The Google Chrome OS is an open-source lightweight operating system initially targeted at netbooks. It will run on both x86 and ARM chips, and Google is working with hardware manufacturers, including Acer, ASUS, Freescale, Hewlett-Packard, Lenovo and Toshiba to bring netbooks to market with an OS that touts speed, simplicity and security .
Google-Microsoft Hype
Although Google's Chrome OS announcement set off hype on one hand and speculation on the other about a Google-Microsoft battle, some analysts believe such assessments are premature. By the time Chrome OS-enabled netbooks make it market in 2010, Windows 7-based netbooks may have been on the market for a year.
"Underestimating Google is a mistake by nearly any measure, but we would suggest that expecting to compete effectively against Microsoft in markets where it has enjoyed a 12-plus-month head start is also foolish in the extreme," said Charles King, principal analyst at Pund-IT. "Depending on how or whether the Chrome OS catches fire, Microsoft has the wherewithal to price the netbook version of Windows 7 and its associated applications very aggressively."
Most important, King noted, the future development of the netbook market depends heavily on the activities of OEM partners. He points to problems with Vista that led many of those vendors to explore OS and application options beyond Microsoft. It's up to Windows 7 to repair those partner relationships before Google can get a foothold. But building an effective OEM partner ecosystem is always a challenge.

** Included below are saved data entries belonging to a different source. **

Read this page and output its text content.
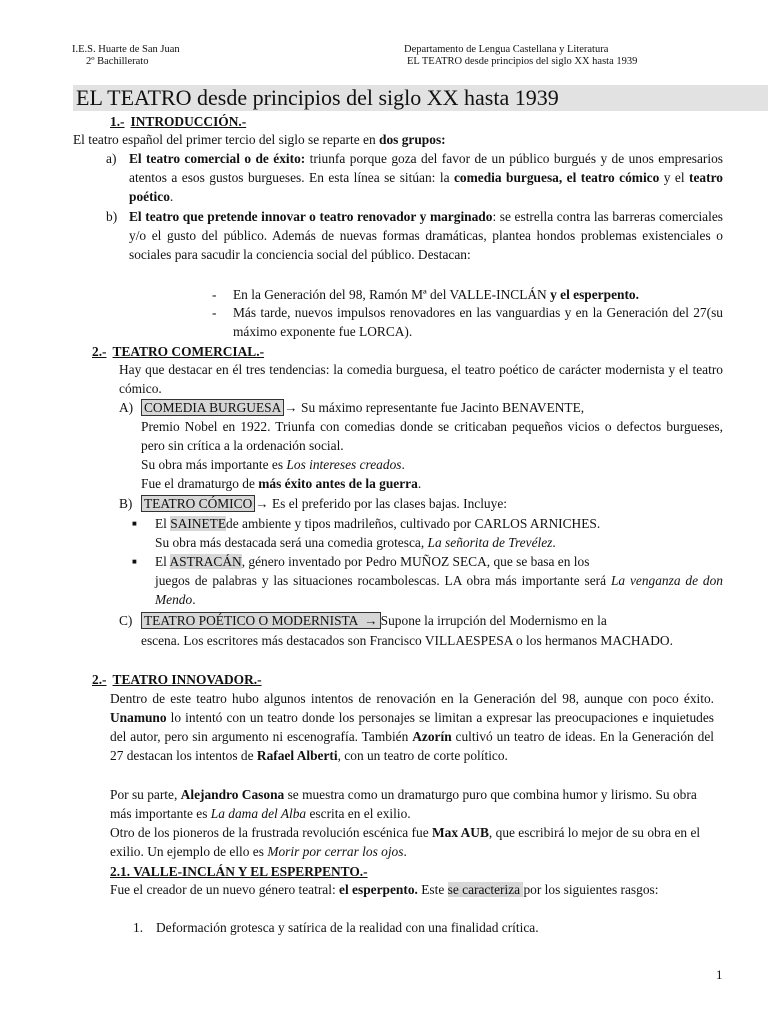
I.E.S. Huarte de San Juan
2º Bachillerato
Departamento de Lengua Castellana y Literatura
EL TEATRO desde principios del siglo XX hasta 1939
EL TEATRO desde principios del siglo XX hasta 1939
1.- INTRODUCCIÓN.-
El teatro español del primer tercio del siglo se reparte en dos grupos:
a) El teatro comercial o de éxito: triunfa porque goza del favor de un público burgués y de unos empresarios atentos a esos gustos burgueses. En esta línea se sitúan: la comedia burguesa, el teatro cómico y el teatro poético.
b) El teatro que pretende innovar o teatro renovador y marginado: se estrella contra las barreras comerciales y/o el gusto del público. Además de nuevas formas dramáticas, plantea hondos problemas existenciales o sociales para sacudir la conciencia social del público. Destacan:
- En la Generación del 98, Ramón Mª del VALLE-INCLÁN y el esperpento.
- Más tarde, nuevos impulsos renovadores en las vanguardias y en la Generación del 27(su máximo exponente fue LORCA).
2.- TEATRO COMERCIAL.-
Hay que destacar en él tres tendencias: la comedia burguesa, el teatro poético de carácter modernista y el teatro cómico.
A) COMEDIA BURGUESA → Su máximo representante fue Jacinto BENAVENTE,
Premio Nobel en 1922. Triunfa con comedias donde se criticaban pequeños vicios o defectos burgueses, pero sin crítica a la ordenación social.
Su obra más importante es Los intereses creados.
Fue el dramaturgo de más éxito antes de la guerra.
B) TEATRO CÓMICO → Es el preferido por las clases bajas. Incluye:
■ El SAINETEde ambiente y tipos madrileños, cultivado por CARLOS ARNICHES.
Su obra más destacada será una comedia grotesca, La señorita de Trevélez.
■ El ASTRACÁN, género inventado por Pedro MUÑOZ SECA, que se basa en los
juegos de palabras y las situaciones rocambolescas. LA obra más importante será La venganza de don Mendo.
C) TEATRO POÉTICO O MODERNISTA → Supone la irrupción del Modernismo en la
escena. Los escritores más destacados son Francisco VILLAESPESA o los hermanos MACHADO.
2.- TEATRO INNOVADOR.-
Dentro de este teatro hubo algunos intentos de renovación en la Generación del 98, aunque con poco éxito. Unamuno lo intentó con un teatro donde los personajes se limitan a expresar las preocupaciones e inquietudes del autor, pero sin argumento ni escenografía. También Azorín cultivó un teatro de ideas. En la Generación del 27 destacan los intentos de Rafael Alberti, con un teatro de corte político.
Por su parte, Alejandro Casona se muestra como un dramaturgo puro que combina humor y lirismo. Su obra más importante es La dama del Alba escrita en el exilio.
Otro de los pioneros de la frustrada revolución escénica fue Max AUB, que escribirá lo mejor de su obra en el exilio. Un ejemplo de ello es Morir por cerrar los ojos.
2.1. VALLE-INCLÁN Y EL ESPERPENTO.-
Fue el creador de un nuevo género teatral: el esperpento. Este se caracteriza por los siguientes rasgos:
1. Deformación grotesca y satírica de la realidad con una finalidad crítica.
1
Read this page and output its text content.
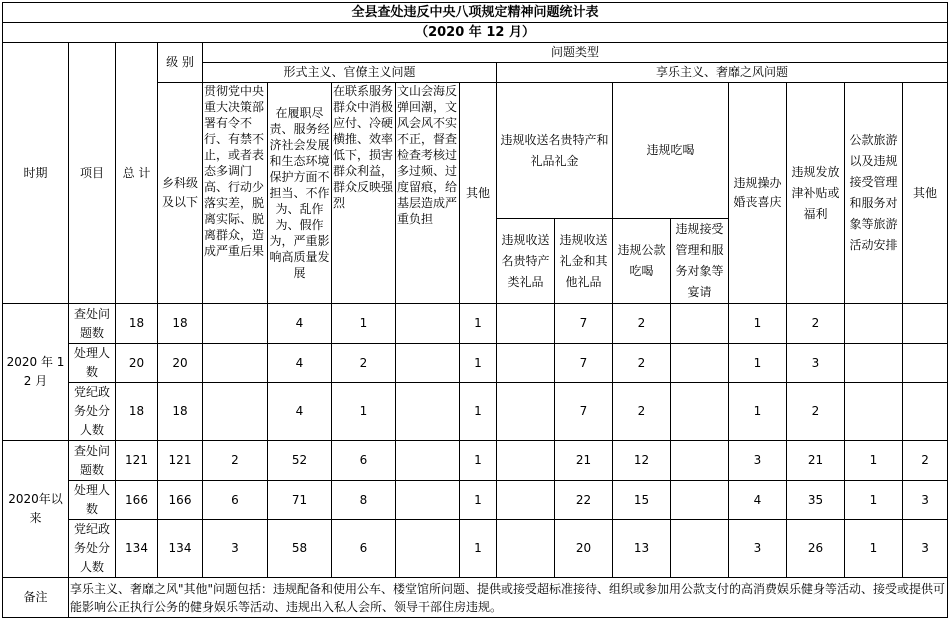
全县查处违反中央八项规定精神问题统计表																
（2020 年 12 月）																
时期	项目	总 计	级 别	问题类型												
				形式主义、官僚主义问题					享乐主义、奢靡之风问题							
			乡科级及以下	贯彻党中央重大决策部署有令不行、有禁不止，或者表态多调门高、行动少落实差，脱离实际、脱离群众，造成严重后果	在履职尽责、服务经济社会发展和生态环境保护方面不担当、不作为、乱作为、假作为，严重影响高质量发展	在联系服务群众中消极应付、冷硬横推、效率低下，损害群众利益，群众反映强烈	文山会海反弹回潮，文风会风不实不正，督查检查考核过多过频、过度留痕，给基层造成严重负担	其他	违规收送名贵特产和礼品礼金		违规吃喝		违规操办婚丧喜庆	违规发放津补贴或福利	公款旅游以及违规接受管理和服务对象等旅游活动安排	其他

									违规收送名贵特产类礼品	违规收送礼金和其他礼品	违规公款吃喝	违规接受管理和服务对象等宴请				
2020 年 12 月	查处问题数	18	18		4	1		1		7	2		1	2		
	处理人数	20	20		4	2		1		7	2		1	3		
	党纪政务处分人数	18	18		4	1		1		7	2		1	2		
2020年以来	查处问题数	121	121	2	52	6		1		21	12		3	21	1	2
	处理人数	166	166	6	71	8		1		22	15		4	35	1	3
	党纪政务处分人数	134	134	3	58	6		1		20	13		3	26	1	3
备注	享乐主义、奢靡之风"其他"问题包括：违规配备和使用公车、楼堂馆所问题、提供或接受超标准接待、组织或参加用公款支付的高消费娱乐健身等活动、接受或提供可能影响公正执行公务的健身娱乐等活动、违规出入私人会所、领导干部住房违规。															
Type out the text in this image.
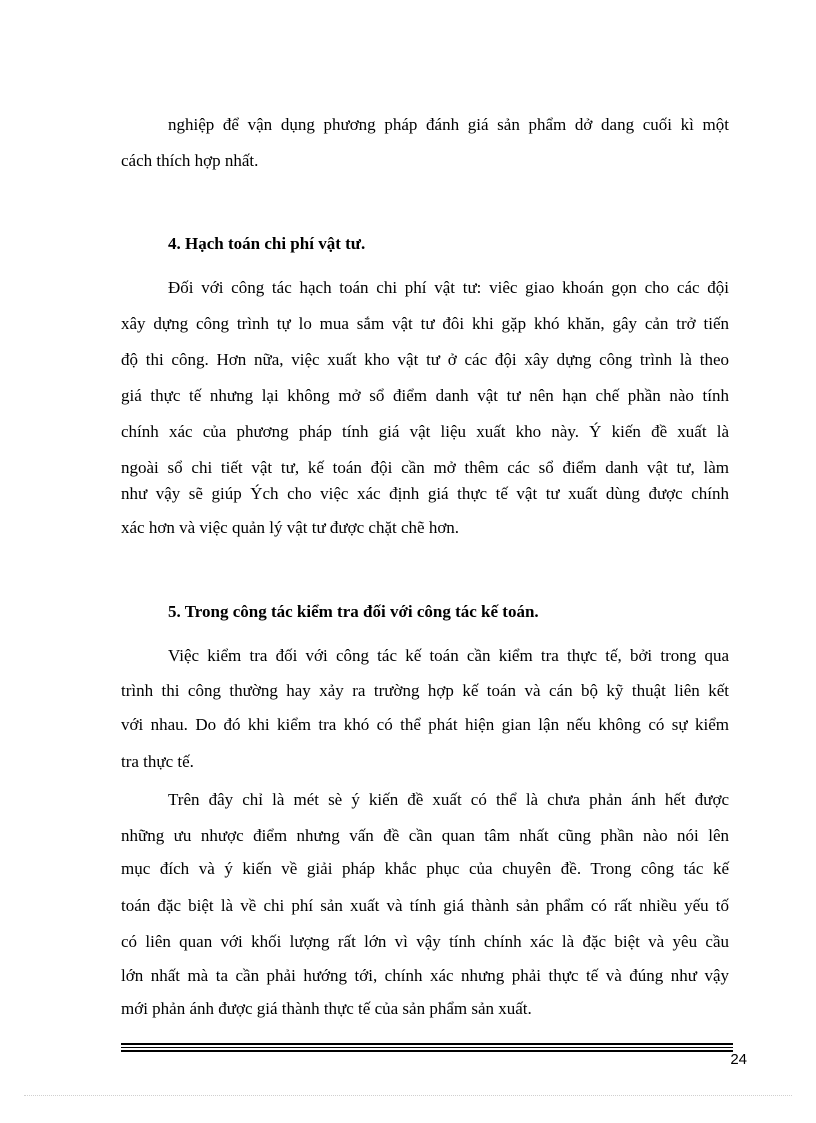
nghiệp để vận dụng phương pháp đánh giá sản phẩm dở dang cuối kì một
cách thích hợp nhất.
4. Hạch toán chi phí vật tư.
Đối với công tác hạch toán chi phí vật tư: viêc giao khoán gọn cho các đội
xây dựng công trình tự lo mua sắm vật tư đôi khi gặp khó khăn, gây cản trở tiến
độ thi công. Hơn nữa, việc xuất kho vật tư ở các đội xây dựng công trình là theo
giá thực tế nhưng lại không mở sổ điểm danh vật tư nên hạn chế phần nào tính
chính xác của phương pháp tính giá vật liệu xuất kho này. Ý kiến đề xuất là
ngoài sổ chi tiết vật tư, kế toán đội cần mở thêm các sổ điểm danh vật tư, làm
như vậy sẽ giúp Ých cho việc xác định giá thực tế vật tư xuất dùng được chính
xác hơn và việc quản lý vật tư được chặt chẽ hơn.
5. Trong công tác kiểm tra đối với công tác kế toán.
Việc kiểm tra đối với công tác kế toán cần kiểm tra thực tế, bởi trong qua
trình thi công thường hay xảy ra trường hợp kế toán và cán bộ kỹ thuật liên kết
với nhau. Do đó khi kiểm tra khó có thể phát hiện gian lận nếu không có sự kiểm
tra thực tế.
Trên đây chỉ là mét sè ý kiến đề xuất có thể là chưa phản ánh hết được
những ưu nhược điểm nhưng vấn đề cần quan tâm nhất cũng phần nào nói lên
mục đích và ý kiến về giải pháp khắc phục của chuyên đề. Trong công tác kế
toán đặc biệt là về chi phí sản xuất và tính giá thành sản phẩm có rất nhiều yếu tố
có liên quan với khối lượng rất lớn vì vậy tính chính xác là đặc biệt và yêu cầu
lớn nhất mà ta cần phải hướng tới, chính xác nhưng phải thực tế và đúng như vậy
mới phản ánh được giá thành thực tế của sản phẩm sản xuất.
24
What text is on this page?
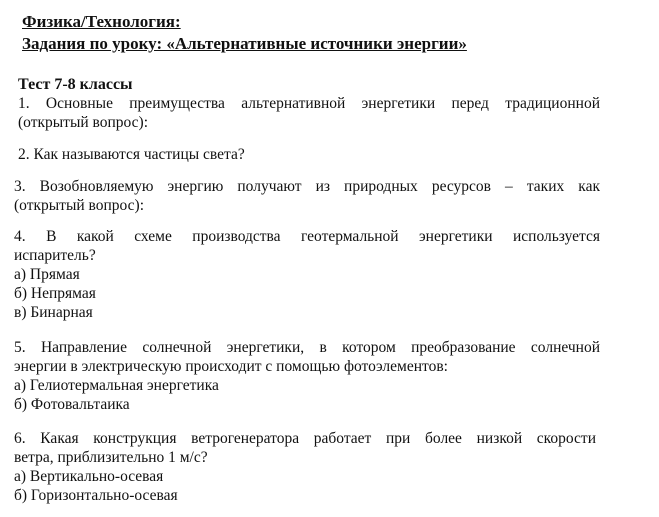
Физика/Технология:
Задания по уроку: «Альтернативные источники энергии»
Тест 7-8 классы
1. Основные преимущества альтернативной энергетики перед традиционной
(открытый вопрос):
2. Как называются частицы света?
3. Возобновляемую энергию получают из природных ресурсов – таких как
(открытый вопрос):
4. В какой схеме производства геотермальной энергетики используется
испаритель?
а) Прямая
б) Непрямая
в) Бинарная
5. Направление солнечной энергетики, в котором преобразование солнечной
энергии в электрическую происходит с помощью фотоэлементов:
а) Гелиотермальная энергетика
б) Фотовальтаика
6. Какая конструкция ветрогенератора работает при более низкой скорости
ветра, приблизительно 1 м/с?
а) Вертикально-осевая
б) Горизонтально-осевая
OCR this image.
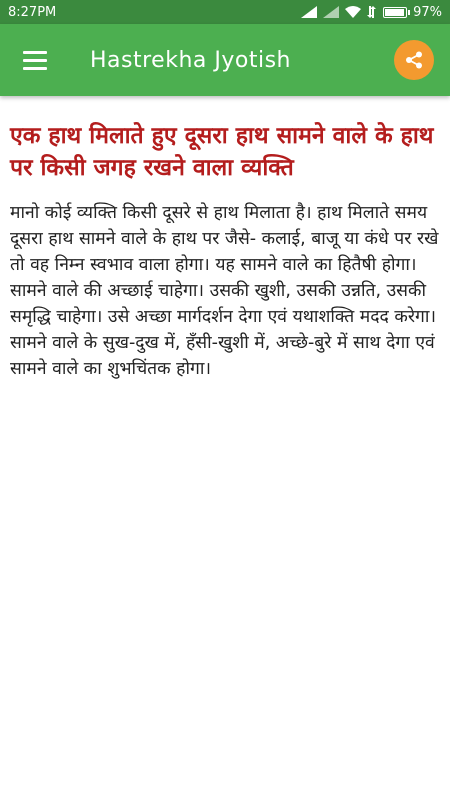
8:27PM	97%
Hastrekha Jyotish
एक हाथ मिलाते हुए दूसरा हाथ सामने वाले के हाथ पर किसी जगह रखने वाला व्यक्ति

मानो कोई व्यक्ति किसी दूसरे से हाथ मिलाता है। हाथ मिलाते समय दूसरा हाथ सामने वाले के हाथ पर जैसे- कलाई, बाजू या कंधे पर रखे तो वह निम्न स्वभाव वाला होगा। यह सामने वाले का हितैषी होगा। सामने वाले की अच्छाई चाहेगा। उसकी खुशी, उसकी उन्नति, उसकी समृद्धि चाहेगा। उसे अच्छा मार्गदर्शन देगा एवं यथाशक्ति मदद करेगा। सामने वाले के सुख-दुख में, हँसी-खुशी में, अच्छे-बुरे में साथ देगा एवं सामने वाले का शुभचिंतक होगा।
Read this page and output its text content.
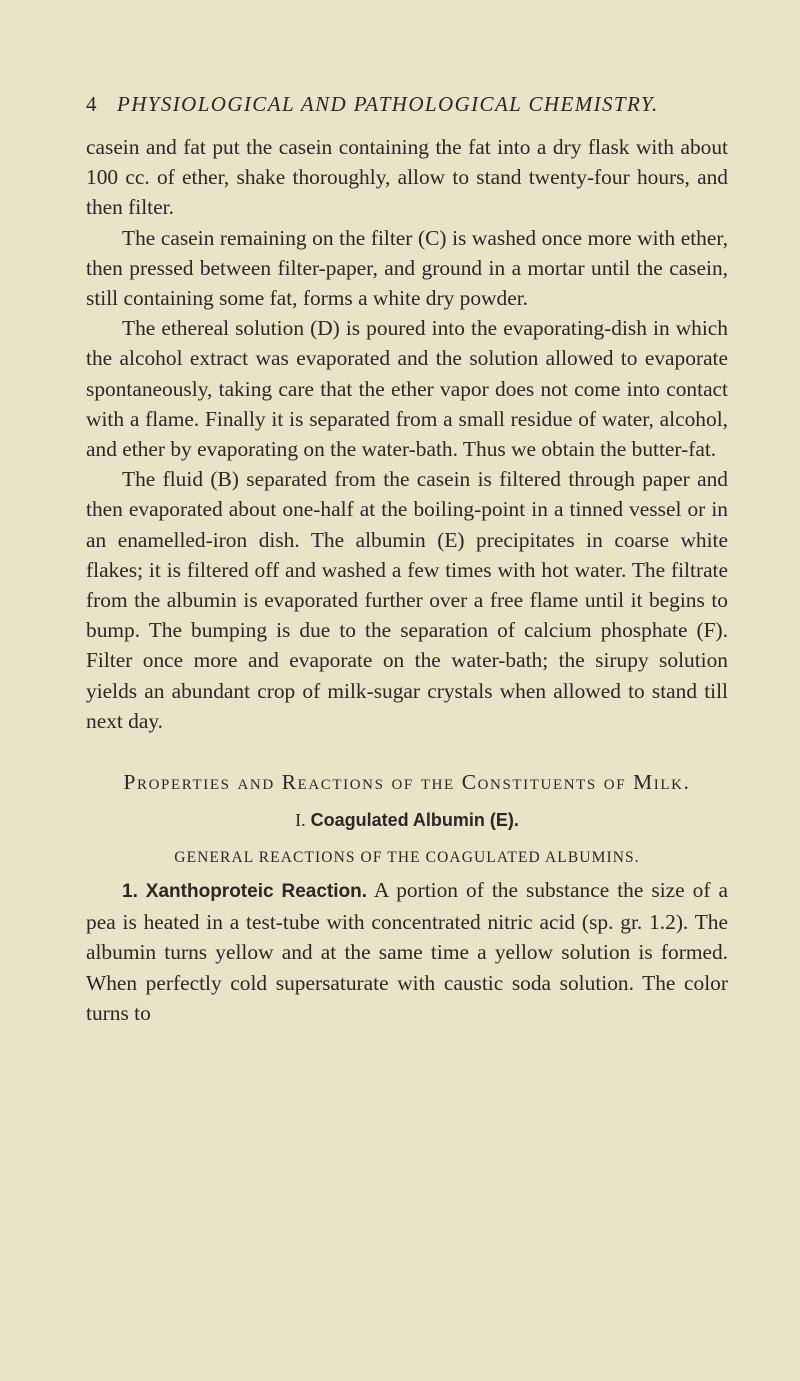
4 PHYSIOLOGICAL AND PATHOLOGICAL CHEMISTRY.

casein and fat put the casein containing the fat into a dry flask with about 100 cc. of ether, shake thoroughly, allow to stand twenty-four hours, and then filter.

The casein remaining on the filter (C) is washed once more with ether, then pressed between filter-paper, and ground in a mortar until the casein, still containing some fat, forms a white dry powder.

The ethereal solution (D) is poured into the evaporating-dish in which the alcohol extract was evaporated and the solution allowed to evaporate spontaneously, taking care that the ether vapor does not come into contact with a flame. Finally it is separated from a small residue of water, alcohol, and ether by evaporating on the water-bath. Thus we obtain the butter-fat.

The fluid (B) separated from the casein is filtered through paper and then evaporated about one-half at the boiling-point in a tinned vessel or in an enamelled-iron dish. The albumin (E) precipitates in coarse white flakes; it is filtered off and washed a few times with hot water. The filtrate from the albumin is evaporated further over a free flame until it begins to bump. The bumping is due to the separation of calcium phosphate (F). Filter once more and evaporate on the water-bath; the sirupy solution yields an abundant crop of milk-sugar crystals when allowed to stand till next day.

Properties and Reactions of the Constituents of Milk.
I. Coagulated Albumin (E).
GENERAL REACTIONS OF THE COAGULATED ALBUMINS.

1. Xanthoproteic Reaction. A portion of the substance the size of a pea is heated in a test-tube with concentrated nitric acid (sp. gr. 1.2). The albumin turns yellow and at the same time a yellow solution is formed. When perfectly cold supersaturate with caustic soda solution. The color turns to
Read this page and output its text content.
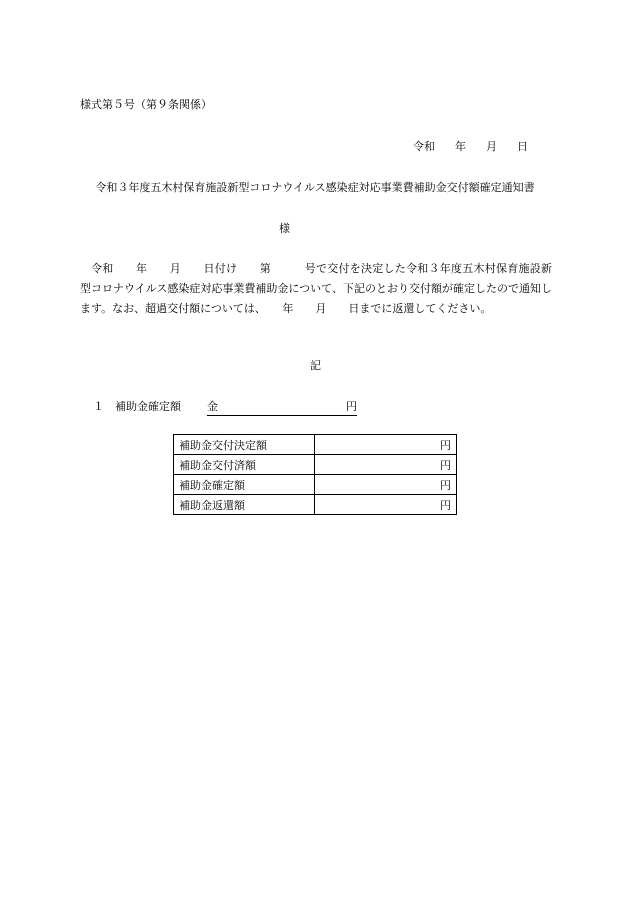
様式第５号（第９条関係）
令和 年 月 日
令和３年度五木村保育施設新型コロナウイルス感染症対応事業費補助金交付額確定通知書
様
令和　　年　　月　　日付け　　第　　　号で交付を決定した令和３年度五木村保育施設新型コロナウイルス感染症対応事業費補助金について、下記のとおり交付額が確定したので通知します。なお、超過交付額については、　　年　　月　　日までに返還してください。
記
１　補助金確定額 金	円
補助金交付決定額	円
補助金交付済額	円
補助金確定額	円
補助金返還額	円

Deconstructing Traditional PCs
King said the most intriguing thing about the netbook phenomena is the way it is leading to a literal deconstruction of traditional PCs. Most people are used to thinking of computing as being somehow unified around the CPU and an OS. But King said the power and performance limitations of highly mobile technologies are leading to the offloading of certain features and functions to specialized technologies.
"What Google is betting on with the Chrome OS is that this elemental rearrangement of PC technologies will lead to an analogous shift in computing and consumer behavior. If that scenario truly comes to pass, it could disrupt the efforts of virtually every vendor focused on personal computing, not just Microsoft," King said. "If the computing is somehow disassociated from specific devices, where will that leave traditional PC vendors or companies like Apple whose value proposition depends heavily on differentiated customer experience?"
Perhaps the more important question in the near term is whether Google can really offer anything to users that Microsoft, Apple and Linux can't. That remains to be seen as the technology world awaits the first demo of Google Chrome OS.